Total knowledge of the human brain
A good measure of the total knowledge in the brain will probably come from combining molecular and microscopic data. Once we know exactly what roles are played by individual types of synapses, we will be in a good position to toss a big number. However, it is far more interesting for an individual student to know how much he or she can remember in terms of questions stored in a knowledge collection designed to keep vital knowledge for life. The size of that ultimate knowledge seems pretty easy to estimate today. That size can be approximated by a linear projection of the speed of learning for the number of years of efficient learning with a healthy brain. As it is not recommended to start spaced repetition before the age of 10-12 (unless out of child's own will), we can ignore the early slow period of conceptualization (see: SuperMemo does not work for kids). We can only hypothesize on the degree of slowdown due to aging. The slow down may be cognitive (e.g. due to senile dementia, sleep disorders, etc.). It may also be the effect of aging unrelated to the brain (e.g. bad sight, poor mobility, struggles with health issues, etc.). There can also be some acceleration in the early period of learning due to a small size of the learning collection, and a gradual increase in learning skills (esp. formulation of knowledge).

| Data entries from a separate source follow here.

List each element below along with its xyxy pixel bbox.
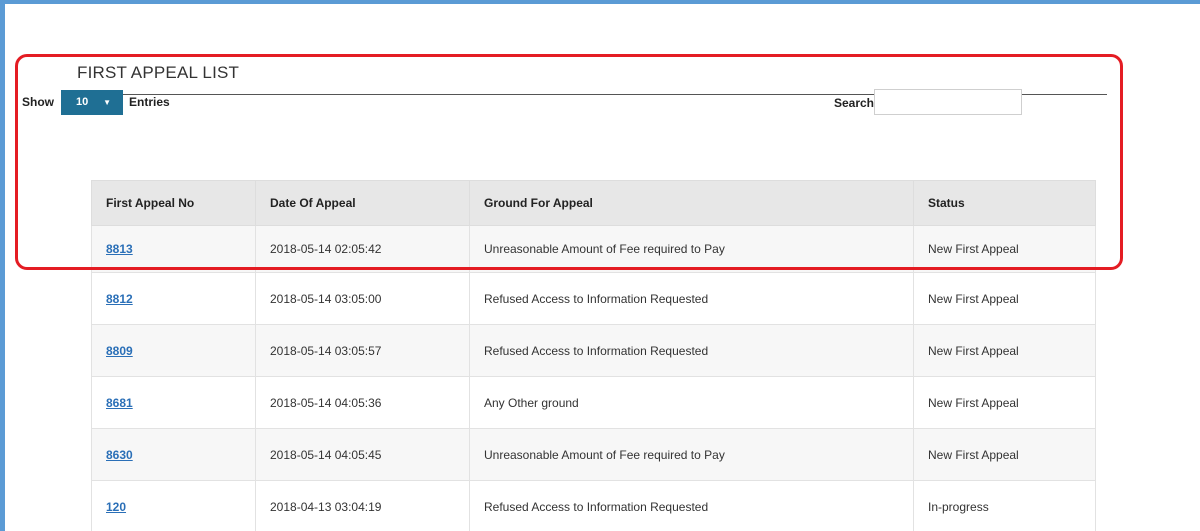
cell-ground: Unreasonable Amount of Fee required to P… xyxy=(469,225,914,273)
cell-date: 2018-04-13 03:04:19 xyxy=(255,480,470,531)
cell-appeal-no: 8681 xyxy=(91,376,256,429)
cell-ground: Refused Access to Information Requested xyxy=(469,272,914,325)
cell-date: 2018-05-14 03:05:57 xyxy=(255,324,470,377)
cell-date: 2018-05-14 04:05:45 xyxy=(255,428,470,481)
table-row: 8812 2018-05-14 03:05:00 Refused Access … xyxy=(91,272,1096,325)
cell-appeal-no: 8630 xyxy=(91,428,256,481)
cell-ground: Refused Access to Information Requested xyxy=(469,480,914,531)
column-header-date[interactable]: Date Of Appeal xyxy=(255,180,470,226)
table-row: 8813 2018-05-14 02:05:42 Unreasonable Am… xyxy=(91,225,1096,273)
table-controls: Show 10 ▼ Entries Search: xyxy=(22,89,1034,119)
entries-length-select[interactable]: 10 ▼ xyxy=(61,90,123,115)
browser-viewport: FIRST APPEAL LIST Show 10 ▼ Entries Sear… xyxy=(0,0,1200,531)
column-header-status[interactable]: Status xyxy=(913,180,1096,226)
cell-status: New First Appeal xyxy=(913,376,1096,429)
show-label: Show xyxy=(22,95,54,109)
cell-appeal-no: 8813 xyxy=(91,225,256,273)
cell-date: 2018-05-14 04:05:36 xyxy=(255,376,470,429)
appeal-link[interactable]: 8812 xyxy=(106,292,133,306)
cell-appeal-no: 120 xyxy=(91,480,256,531)
table-row: 8630 2018-05-14 04:05:45 Unreasonable Am… xyxy=(91,428,1096,481)
cell-date: 2018-05-14 03:05:00 xyxy=(255,272,470,325)
appeal-link[interactable]: 8813 xyxy=(106,242,133,256)
cell-date: 2018-05-14 02:05:42 xyxy=(255,225,470,273)
column-header-ground[interactable]: Ground For Appeal xyxy=(469,180,914,226)
table-row: 120 2018-04-13 03:04:19 Refused Access t… xyxy=(91,480,1096,531)
appeal-link[interactable]: 8630 xyxy=(106,448,133,462)
table-row: 8809 2018-05-14 03:05:57 Refused Access … xyxy=(91,324,1096,377)
first-appeal-table: First Appeal No Date Of Appeal Ground Fo… xyxy=(91,180,1096,531)
table-row: 8681 2018-05-14 04:05:36 Any Other groun… xyxy=(91,376,1096,429)
cell-ground: Refused Access to Information Requested xyxy=(469,324,914,377)
appeal-link[interactable]: 8681 xyxy=(106,396,133,410)
cell-status: New First Appeal xyxy=(913,324,1096,377)
appeal-link[interactable]: 120 xyxy=(106,500,126,514)
cell-status: New First Appeal xyxy=(913,272,1096,325)
cell-status: New First Appeal xyxy=(913,225,1096,273)
table-header-row: First Appeal No Date Of Appeal Ground Fo… xyxy=(91,180,1096,226)
entries-label: Entries xyxy=(129,95,170,109)
entries-length-value: 10 xyxy=(76,96,89,108)
cell-ground: Unreasonable Amount of Fee required to P… xyxy=(469,428,914,481)
page-title: FIRST APPEAL LIST xyxy=(77,63,240,82)
search-label: Search: xyxy=(833,96,878,110)
cell-status: In-progress xyxy=(913,480,1096,531)
appeal-link[interactable]: 8809 xyxy=(106,344,133,358)
cell-appeal-no: 8809 xyxy=(91,324,256,377)
column-header-appeal-no[interactable]: First Appeal No xyxy=(91,180,256,226)
cell-appeal-no: 8812 xyxy=(91,272,256,325)
search-input[interactable] xyxy=(874,89,1022,115)
caret-down-icon: ▼ xyxy=(103,98,111,107)
cell-ground: Any Other ground xyxy=(469,376,914,429)
cell-status: New First Appeal xyxy=(913,428,1096,481)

Considering all the above factors, a student can estimate her own knowledge at retirement by (1) taking a SuperMemo collection that is at least 1-3 years old, (2) estimating Total knowledge and (3) multiplying it by the relevant number of years remaining till retirement. For most people, the speed of knowledge in free learning falls in the 500-4000 items/year bracket. This will probably set the upper limit of knowledge to 250-300 thousand items before the retirement age. Note that I did not add the usual consideration of time spent on learning per day. In free learning, that time will probably not exceed 2-4 hours of study, of which a great deal might be devoted to processing knowledge (as in incremental reading). I come to believe that adding time may not add to overall knowledge. This is verifiable. However, verification might stand in opposition to the fundamental law of learning. If you push harder or learn faster than estimated herein, please let me know. In SuperMemo 18, you can make all estimates on your own.
Many students will fail to stick to the lower boundary of the estimate (500 items/year). However, that failure does not ever seem to be related to an inherent limitation in the brain (among those who are capable of undertaking spaced repetition). There is a whole host of limits in the environment, in human emotion, in motivation, in the availability of time, etc. There is little or no correlation with IQ. The rule of the thumb is that a happy student that pursues learning with pleasure should easily fit in the estimated brackets. Lack of self-belief may be an actual physical limitation to one's own progress. I hope this text helps dispel some mythology instilled at school.
I am pretty sure that the awareness of the brain limit will make many a young man embark on an attempt to beat the number in a decade. I am curious how this will work out. Please let me know, and don't forget about the brain hygiene (see: Memory overload).